‘Calling and Conviction’
Area men honor church founder, Lutheran pioneerThe Rev. Martin Moehring and Ken Selking don’t claim to be able to resurrect the dead. As Lutherans, they leave that to a higher power.
But the two area men hope their portrayals of the Rev. Friedrich Wyneken, who died on this day in 1876, will resurrect interest in one of the region’s most influential 19th-century religious pioneers.
“Really, his efforts in helping to establish Lutheranism and stabilize a German-American culture in this area are important for people to know about. … He is a major figure,” says Moehring, pastor of St. Peter’s Lutheran Church in Decatur.
Both Moehring and Selking will bring the circuit-riding German-born preacher to life again this week during the inaugural Wyneken Seminar at Concordia Lutheran Seminary in Fort Wayne.
The event on Friday and Saturday celebrates the 200th birthday of Wyneken, who, as a German missionary, is credited with helping start about a dozen churches in Indiana, Ohio and Michigan and with founding the seminary – all before the Civil War.
Moehring, 54, says Wyneken’s life and legacy have been largely overlooked.
He first got interested when his church celebrated its 150th anniversary in 1995 and he discovered the congregation had been one of the stops on Wyneken’s horseback preaching circuit in the 1840s.
“There really was not that much (written) by him that had been translated from the German,” he says of how his research was hampered then.
But in the last year, a lengthy Wyneken biography has been rendered into English, Moehring says, and so have the pastor’s letters, essays and speeches from when Wyneken served as the second president of the Lutheran Missouri Synod between 1850 and 1864.
Wyneken now even has a Facebook page, courtesy of the seminary’s Wyneken expert, the Rev. Robert Smith.
Moehring says he portrays Wyneken wearing period garb, including the yellow canvas breeches the minister was known to wear on his rides between churches. Moehring will present Wyneken’s biography during a talk Friday.
Selking, a member of St. Paul’s Lutheran Church in Preble, which was founded by followers of Wyneken, learned about him by getting involved in saving a ramshackle Adams County farmhouse where Wyneken and his family lived after 1850.
Selking, 64, helped The Friends of Wyneken move the house from West County Road 1050 North and North County Road 550 West to 11730 Winchester Road N.W. The group is now raising money to restore the structure and turn it into a museum on the area’s German-American and religious history.

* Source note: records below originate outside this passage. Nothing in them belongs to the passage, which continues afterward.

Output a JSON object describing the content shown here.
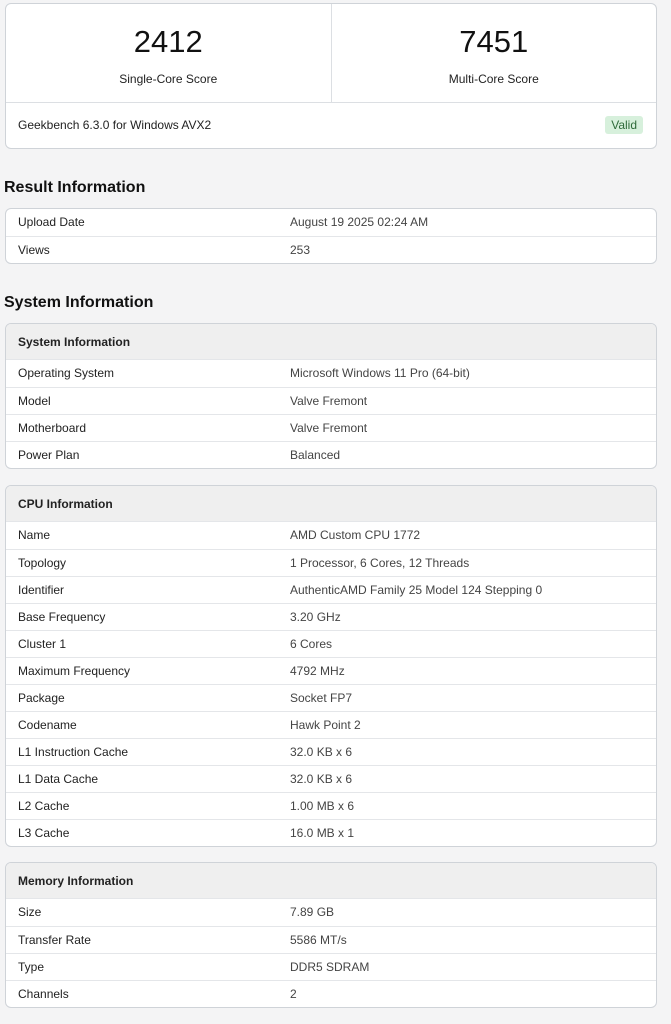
{
  "scores": {
    "single_value": "2412",
    "single_label": "Single-Core Score",
    "multi_value": "7451",
    "multi_label": "Multi-Core Score",
    "version": "Geekbench 6.3.0 for Windows AVX2",
    "status": "Valid"
  },
  "result": {
    "title": "Result Information",
    "rows": [
      {
        "label": "Upload Date",
        "value": "August 19 2025 02:24 AM"
      },
      {
        "label": "Views",
        "value": "253"
      }
    ]
  },
  "system": {
    "title": "System Information",
    "sysinfo": {
      "header": "System Information",
      "rows": [
        {
          "label": "Operating System",
          "value": "Microsoft Windows 11 Pro (64-bit)"
        },
        {
          "label": "Model",
          "value": "Valve Fremont"
        },
        {
          "label": "Motherboard",
          "value": "Valve Fremont"
        },
        {
          "label": "Power Plan",
          "value": "Balanced"
        }
      ]
    },
    "cpu": {
      "header": "CPU Information",
      "rows": [
        {
          "label": "Name",
          "value": "AMD Custom CPU 1772"
        },
        {
          "label": "Topology",
          "value": "1 Processor, 6 Cores, 12 Threads"
        },
        {
          "label": "Identifier",
          "value": "AuthenticAMD Family 25 Model 124 Stepping 0"
        },
        {
          "label": "Base Frequency",
          "value": "3.20 GHz"
        },
        {
          "label": "Cluster 1",
          "value": "6 Cores"
        },
        {
          "label": "Maximum Frequency",
          "value": "4792 MHz"
        },
        {
          "label": "Package",
          "value": "Socket FP7"
        },
        {
          "label": "Codename",
          "value": "Hawk Point 2"
        },
        {
          "label": "L1 Instruction Cache",
          "value": "32.0 KB x 6"
        },
        {
          "label": "L1 Data Cache",
          "value": "32.0 KB x 6"
        },
        {
          "label": "L2 Cache",
          "value": "1.00 MB x 6"
        },
        {
          "label": "L3 Cache",
          "value": "16.0 MB x 1"
        }
      ]
    },
    "memory": {
      "header": "Memory Information",
      "rows": [
        {
          "label": "Size",
          "value": "7.89 GB"
        },
        {
          "label": "Transfer Rate",
          "value": "5586 MT/s"
        },
        {
          "label": "Type",
          "value": "DDR5 SDRAM"
        },
        {
          "label": "Channels",
          "value": "2"
        }
      ]
    }
  }
}
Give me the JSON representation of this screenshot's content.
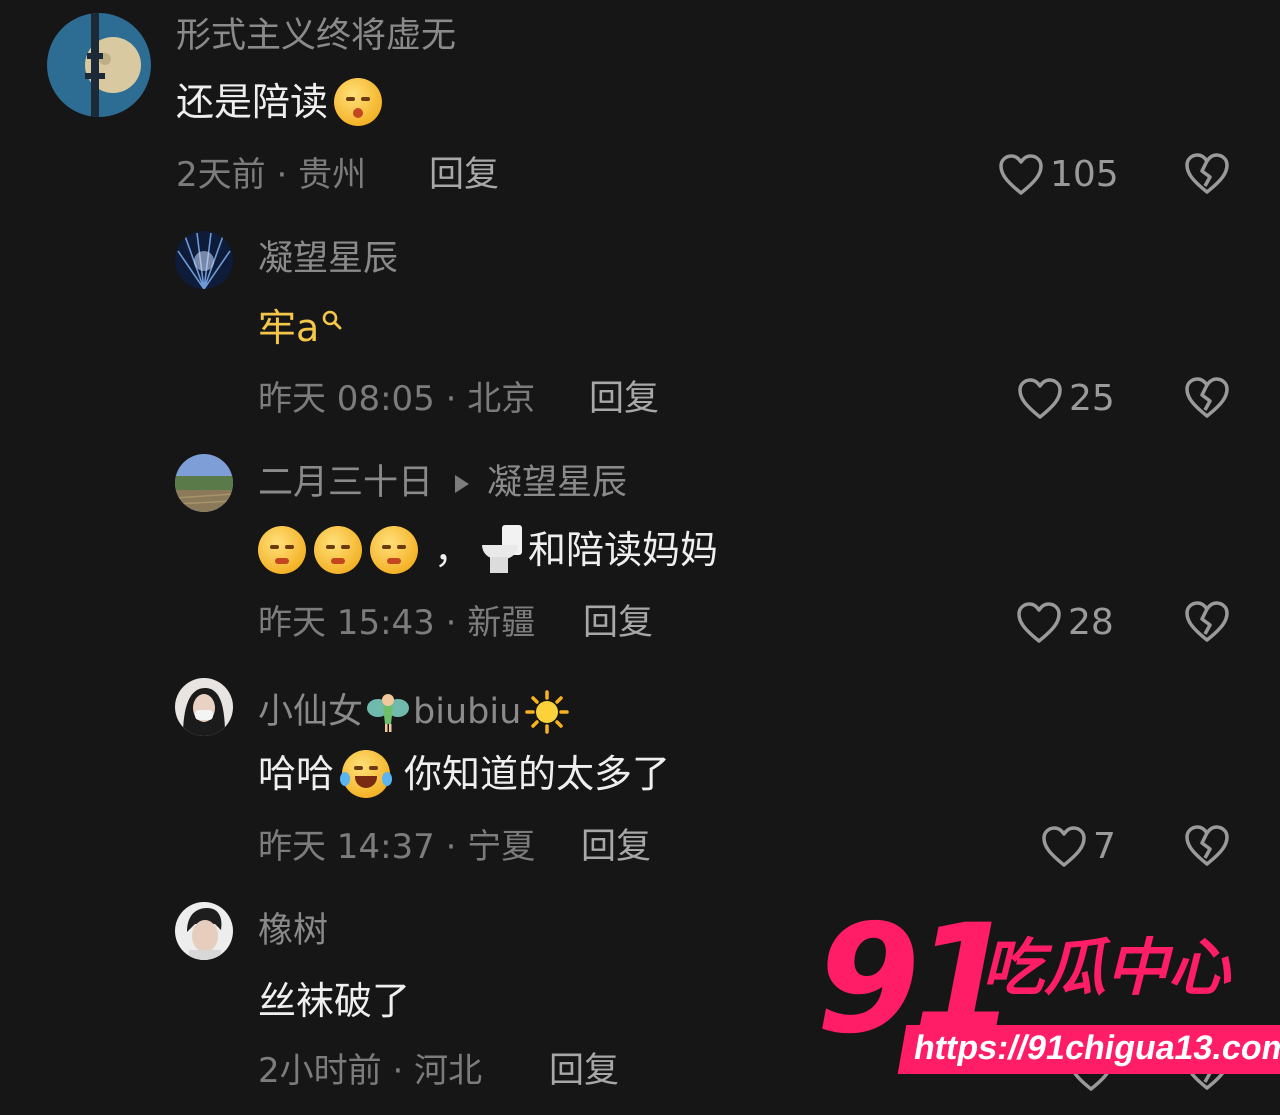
{
  "comments": [
    {
      "username": "形式主义终将虚无",
      "text": "还是陪读",
      "time": "2天前",
      "location": "贵州",
      "reply_label": "回复",
      "likes": "105"
    },
    {
      "username": "凝望星辰",
      "text": "牢a",
      "time": "昨天 08:05",
      "location": "北京",
      "reply_label": "回复",
      "likes": "25"
    },
    {
      "username": "二月三十日",
      "reply_to": "凝望星辰",
      "text_sep": "，",
      "text": "和陪读妈妈",
      "time": "昨天 15:43",
      "location": "新疆",
      "reply_label": "回复",
      "likes": "28"
    },
    {
      "username_a": "小仙女",
      "username_b": "biubiu",
      "text_a": "哈哈",
      "text_b": "你知道的太多了",
      "time": "昨天 14:37",
      "location": "宁夏",
      "reply_label": "回复",
      "likes": "7"
    },
    {
      "username": "橡树",
      "text": "丝袜破了",
      "time": "2小时前",
      "location": "河北",
      "reply_label": "回复"
    }
  ],
  "meta_sep": "·",
  "watermark": {
    "number": "91",
    "name": "吃瓜中心",
    "url": "https://91chigua13.com"
  },
  "icons": [
    "heart-outline-icon",
    "broken-heart-icon",
    "play-arrow-icon",
    "magnifier-icon"
  ],
  "colors": {
    "background": "#161616",
    "gold_text": "#f4c64a",
    "watermark": "#ff1d68"
  }
}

On Friday night, Selking and his wife, Pendy, are hosting “Fritz’s Frontier Feast,” a fundraising dinner at the seminary in honor of Wyneken.
The dinner will feature the couple dressed in costume as the minister and his Adams County-born wife, Maria Sophia “Sophie” Wilhemine Buuck.
German- and pioneer-inspired food is on the menu – including sauerbraten, pork chops with apples, spaetzle (tiny German noodles), apple strudel and German beer.
Selking says he only occasionally lapses into Wyneken’s character.
“I don’t have the hair,” he says with a laugh.
But he says he likes that the stern-looking clergyman once gave his own shirt so a poor man’s family could bury him properly, and that Wyneken’s friends apparently called him “Fritz.”
A communion plate engraved with that name still survives and will be on display at the seminary with other Wyneken-era artifacts during the seminar, he says.
Other presenters Friday include Dr. Lawrence Rast, seminary dean, who will speak on the historical and cultural context of Wyneken’s frontier ministry, and a panel of area pastors who will discuss Wyneken’s role in founding their churches.
Saturday’s events will include a re-enactment by the Rev. Dale Kern, pastor of St. John Lutheran Church in Stryker, Ohio, who will portray the Rev. Johann Detzer, another early circuit-riding minister.
Then participants will leave on a bus tour of Wyneken-related historical sites in the Fort Wayne area hosted by Smith. The tour will end with a reception with birthday cake at the Wyneken house.
“When you look around here today, we have no concept of what he had to do. He went from Cincinnati all the way up through Ohio and Indiana to Frankenmuth, Mich., all by horseback,” Selking says.
“When you consider the woods and the swamps and bogs and marshes he had to go through … you have to admire someone with the calling and conviction to do that.”